Vacation Bible School often provides plenty of sermon illustrations. Kids have this knack for pulling away the facade of mature theological interpretations with a curiosity and wonder that makes the Good News good. Case in point: Two nights ago I was trying to convey the truly wild tale of God providing manna in the wilderness to the grumbling Israelites when one of the kids asked, “Why would God be so nice when all they did was complain?”

It’s a great question.

It’s a great question not only for the wandering Israelites, but also for us.

Jesus is doing his Jesus thing when a pair of feuding brothers bring their own query to the Lord.

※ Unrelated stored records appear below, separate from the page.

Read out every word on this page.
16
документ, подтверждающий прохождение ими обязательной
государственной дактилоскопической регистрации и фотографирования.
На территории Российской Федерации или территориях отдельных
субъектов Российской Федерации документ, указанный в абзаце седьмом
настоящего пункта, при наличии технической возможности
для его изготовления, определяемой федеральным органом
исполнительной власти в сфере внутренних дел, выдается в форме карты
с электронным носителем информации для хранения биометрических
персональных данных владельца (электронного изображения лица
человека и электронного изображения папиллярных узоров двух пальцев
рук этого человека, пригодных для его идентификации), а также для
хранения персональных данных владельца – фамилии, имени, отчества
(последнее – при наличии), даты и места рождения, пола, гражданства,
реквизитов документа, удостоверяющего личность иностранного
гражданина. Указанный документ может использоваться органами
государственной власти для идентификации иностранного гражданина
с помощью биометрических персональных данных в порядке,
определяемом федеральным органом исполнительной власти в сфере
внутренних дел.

They are fighting over the family inheritance when Jesus drops the parable of the storehouse:

“There is a man who has a field that produces abundantly, and he realizes he doesn’t have enough barns to store all of his crops, so he destroys his small barns and builds even bigger barns to hoard up all his produce. But God says to the man, ‘You fool! When you die, what good are your possessions? You can’t bring them with you.’”

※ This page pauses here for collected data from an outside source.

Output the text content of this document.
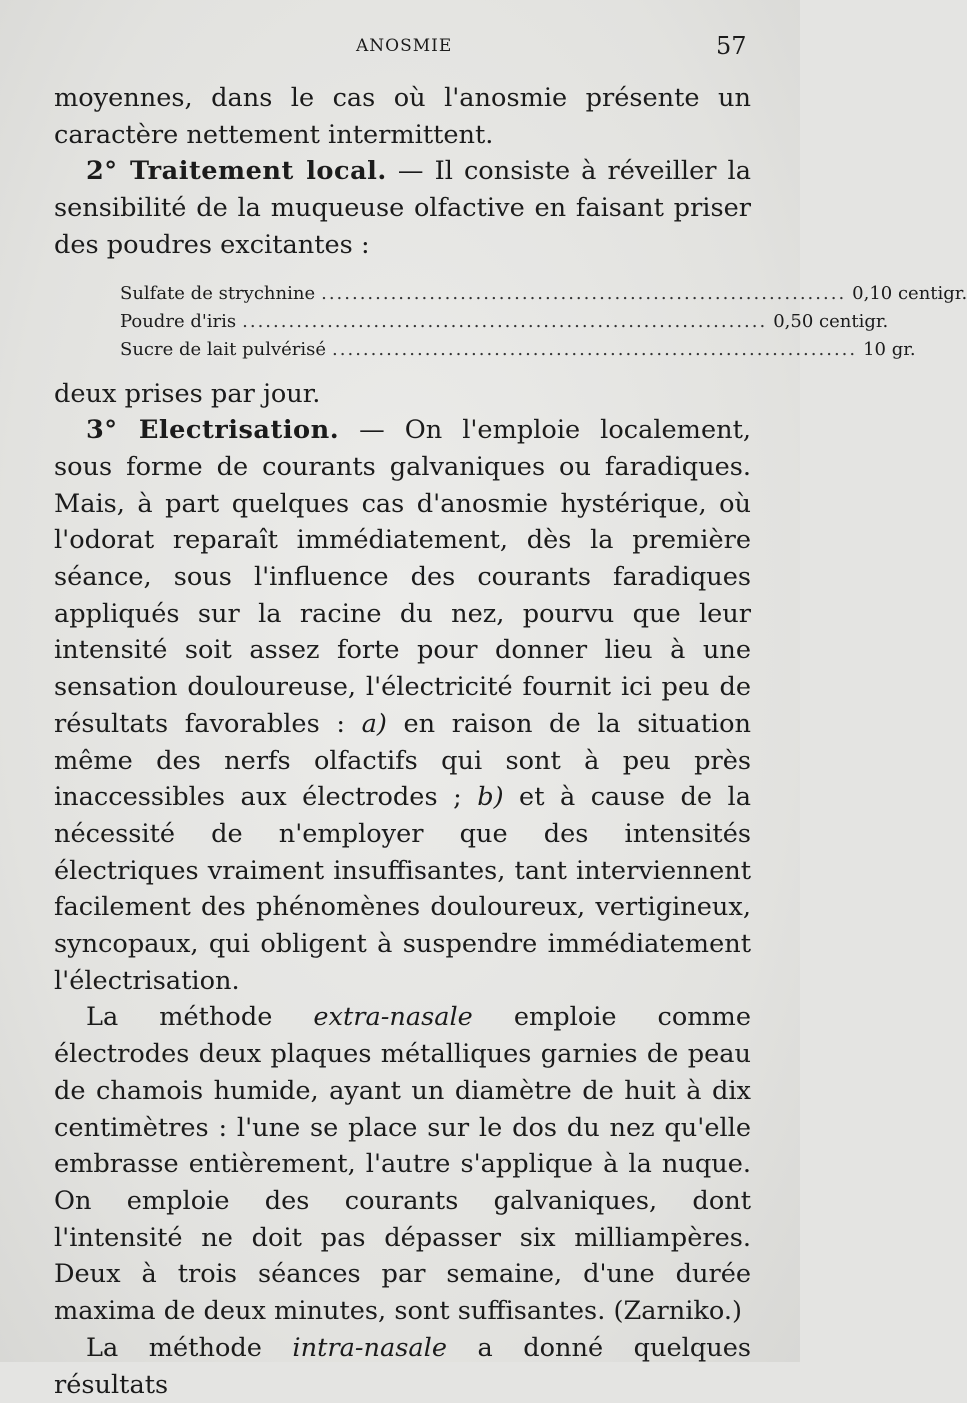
ANOSMIE	57

moyennes, dans le cas où l'anosmie présente un caractère nettement intermittent.

2° Traitement local. — Il consiste à réveiller la sensibilité de la muqueuse olfactive en faisant priser des poudres excitantes :

Sulfate de strychnine .................................................................... 0,10 centigr.
Poudre d'iris .................................................................... 0,50 centigr.
Sucre de lait pulvérisé .................................................................... 10 gr.

deux prises par jour.

3° Electrisation. — On l'emploie localement, sous forme de courants galvaniques ou faradiques. Mais, à part quelques cas d'anosmie hystérique, où l'odorat reparaît immédiatement, dès la première séance, sous l'influence des courants faradiques appliqués sur la racine du nez, pourvu que leur intensité soit assez forte pour donner lieu à une sensation douloureuse, l'électricité fournit ici peu de résultats favorables : a) en raison de la situation même des nerfs olfactifs qui sont à peu près inaccessibles aux électrodes ; b) et à cause de la nécessité de n'employer que des intensités électriques vraiment insuffisantes, tant interviennent facilement des phénomènes douloureux, vertigineux, syncopaux, qui obligent à suspendre immédiatement l'électrisation.

La méthode extra-nasale emploie comme électrodes deux plaques métalliques garnies de peau de chamois humide, ayant un diamètre de huit à dix centimètres : l'une se place sur le dos du nez qu'elle embrasse entièrement, l'autre s'applique à la nuque. On emploie des courants galvaniques, dont l'intensité ne doit pas dépasser six milliampères. Deux à trois séances par semaine, d'une durée maxima de deux minutes, sont suffisantes. (Zarniko.)

La méthode intra-nasale a donné quelques résultats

This, unlike a fair number of the parables, is an easy one to, like Jesus, drop on congregations: “Do not store up for yourselves treasures on earth. You can’t take your riches with you beyond the grave. Therefore, be generous toward other people. Be generous toward God through your tithes and offering to the church.”

And maybe all of that is true and maybe that’s exactly what we should hear in church. Perhaps we are called to recognize how we have been blessed (in some way, shape, or form) to be a blessing for others.

But if that’s all this parable is for, then it might as well come from a life-coach or a non-profit. The dangling moralism at the end for a more generous way of living could come from any number of sources and mean basically the same thing.

But what makes the parable of the storehouse different is the one who tells the parable.

Robert Farrar Capon puts it this way: “Parables are told only because they are true, not because the actions of the characters in them can be recommended for imitation. Good Samaritans are regularly sued. Fathers who give parties for wayward sons are rightly rebuked. Employers who pay equal wages for unequal work have labor-relations problems. And any Shepherd who makes a practice of leaving ninety-nine sheep to chase after a lost one quickly goes out of the sheep-ranching business. The parables are true only because they are like what God is like, not because they are models for us to copy.” 

We can certainly copy the parable of the storehouse, we can give abundantly because much has been given to us. But the real reason we can do all of that, is because this is a story that Jesus tells about himself.

Jesus, rather than storing up his own life and saving it, willingly lays it down and sheds his own blood for a people undeserving.

The man in the parable has a lot, but he is missing something. He lacks grace. Because when you have grace, you begin to have an awareness of how empty all of our other possessions really are. Possessions cannot add a minute to our lives nor can they save us. The only thing that can save us is Jesus; we just can’t bring ourselves to admit that we’re in need of saving.

From the manna in the wilderness, to the cross and empty tomb, God is in the business of forgiveness, of doing something while we deserve nothing. That’s why Jesus tells the parables he tells because they point to the wild nature by which God’s grace changes the cosmos. 

The parables don’t give us examples of how to live so much as they show us how God lives, and dies, for us.